Miércoles, 7 de diciembre de 2016

| 2007/08/23 00:00

Todo comienza por casa

Del viernes 24 al domingo 26 de agosto se celebrará en Medellín la tercera versión del evento gastronómico Colombia provoca. Más que una feria de degustación se trata de una manera de reflexionar sobre temas culturales. En este caso, será la cocina parental. ¿De qué se trata?

Todo comienza por casa

Cuando se piensa en eventos gastronómicos lo normal es que se asocien tan solo con catas de bebidas o de recetas.

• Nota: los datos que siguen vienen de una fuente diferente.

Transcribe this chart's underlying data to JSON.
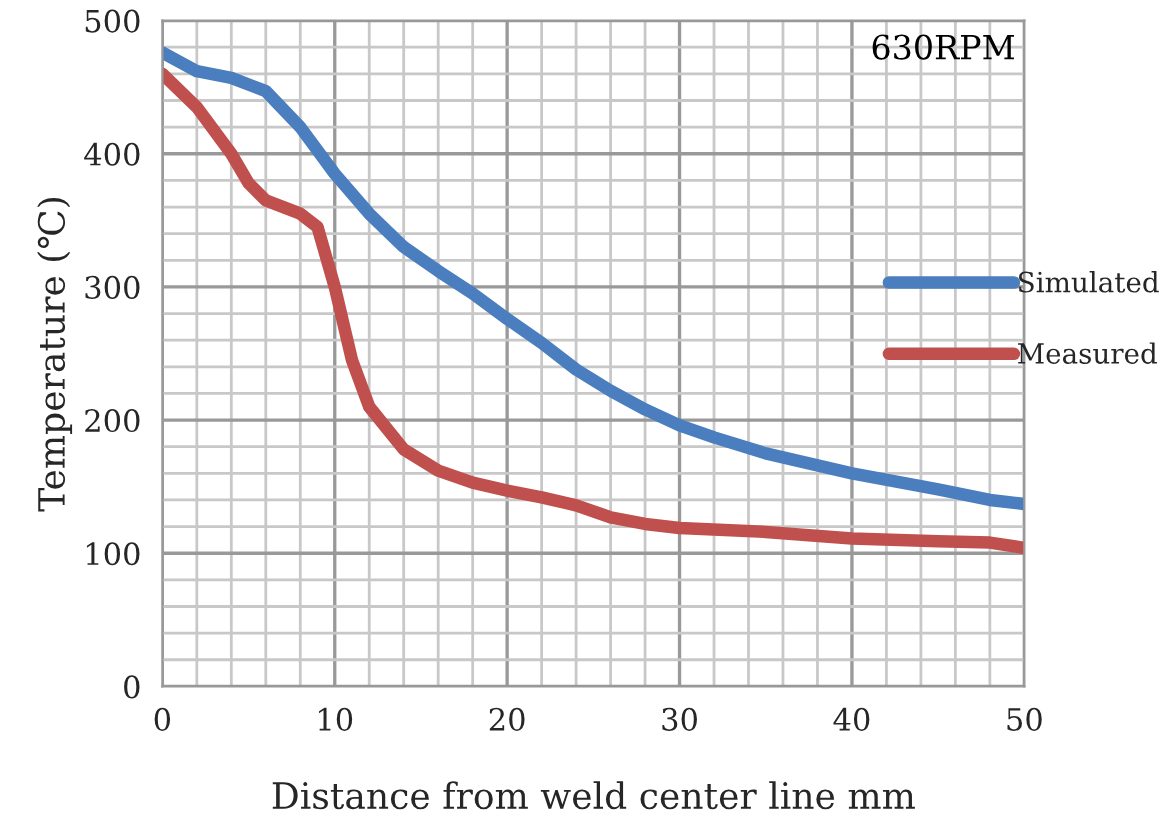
{
  "chart_data": {
    "type": "line",
    "xlabel": "Distance from weld center line mm",
    "ylabel": "Temperature (℃)",
    "annotations": [
      "630RPM"
    ],
    "xlim": [
      0,
      50
    ],
    "xticks": [
      0,
      10,
      20,
      30,
      40,
      50
    ],
    "ylim": [
      0,
      500
    ],
    "yticks": [
      0,
      100,
      200,
      300,
      400,
      500
    ],
    "grid": true,
    "legend": "right",
    "line_style": "solid",
    "marker": "none",
    "series": [
      {
        "name": "Simulated",
        "color": "#4a7ebf",
        "x": [
          0,
          2,
          4,
          6,
          8,
          10,
          12,
          14,
          16,
          18,
          20,
          22,
          24,
          26,
          28,
          30,
          32,
          35,
          40,
          45,
          48,
          50
        ],
        "values": [
          476,
          462,
          457,
          447,
          420,
          385,
          355,
          330,
          312,
          295,
          276,
          258,
          238,
          222,
          208,
          196,
          187,
          175,
          160,
          148,
          140,
          137
        ]
      },
      {
        "name": "Measured",
        "color": "#c0504d",
        "x": [
          0,
          2,
          4,
          5,
          6,
          8,
          9,
          10,
          11,
          12,
          14,
          16,
          18,
          20,
          22,
          24,
          26,
          28,
          30,
          35,
          40,
          45,
          48,
          50
        ],
        "values": [
          460,
          435,
          400,
          378,
          365,
          355,
          345,
          300,
          245,
          210,
          178,
          162,
          153,
          147,
          142,
          136,
          127,
          122,
          119,
          116,
          111,
          109,
          108,
          104
        ]
      }
    ]
  }
}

Sin embargo, en su tercera versión, Colombia provoca ha querido insistir en reflexionar sobre asuntos culturales que son, en definitiva, los que sostienen cualquier quehacer culinario. En esta ocasión se ha elegido como tema la cocina parental. Aunque el término pueda sonar algo extraño, es más cercano de lo que parece. Lo parental está asociado a lo familiar, a la amistad, al hogar como el centro en donde todo comienza.
La cocina parental es la misma comida tradicional. Aquella que se come lo mejor de la tierra. La que nos dice quiénes somos, educa nuestros sentimientos, estimula los placeres y define nuestros gustos. Por eso se dice que es parte de las prácticas cotidianas de todas las culturas del mundo. Se exhibe en fogones, comedores y mostradores de pueblos y ciudades. Representa formas particulares de preparación y consumo de los alimentos, prácticas, costumbres ordinarias y ceremoniales ligadas a la palabra, al afecto, la responsabilidad y el sentido de común-unidad.
Durante tres días la idea es hablar alrededor de este concepto amparados en la gastronomía interpretativa. El objetivo es que al público se informe lo suficiente para aprender a valorar la cocina colombiana: no es un curso de cocina –aunque los habrá–, sino una manera de que se disfrute y rescate la cocina popular. Para ello participan no solo doscientos expositores con oferta culinaria tradicional y contemporánea, sino varios expertos en gastronomía.
Habrá espacio para la reflexión académica a través de conferenciantes expertos en el tema de la gastronomía y la oportunidad para aprender de los mejores chefs  nacionales e internacionales en dos escuelas de cocina. La terraza sibarita será el escenario en el que se podrá disfrutar de un menú de degustación inspirado en la cocina parental. En el stand de Colombia es pasión tendrá lugar la novedad de este año: la cata de empanadas y encurtidos colombianos que dará importancia a dos de los más reconocidos platos del país. También se podrán disfrutar las cocinas regionales del Valle y del Cauca, que bajo la figura de departamentos invitados, ofrecerán a los asistentes su cocina tradicional.
Así, durante tres días, en el Orquideorama del Jardín Botánico de Medellín, y bajo la organización de la Colegiatura Colombiana y Biancardi Producciones, y acompañándome en la dirección Alicia Mejía y Ángela Cárdenas, la idea es que los visitantes disfruten y comenten cómo la comida de sus abuelos, padres o la que hacen ellos mismos sin pretensiones es definitiva en la construcción de una gastronomía nacional. Por ello, Perú será el huésped de honor (ver artículo en la siguiente página): la experiencia de los peruanos enseña que internacionalizar la cocina es un asunto de rescatar el acerbo gastronómico, presentarlo al mundo sin alteraciones y, sobre todo, hacerlo sin complejos, esa será la gracia de Colombia provoca.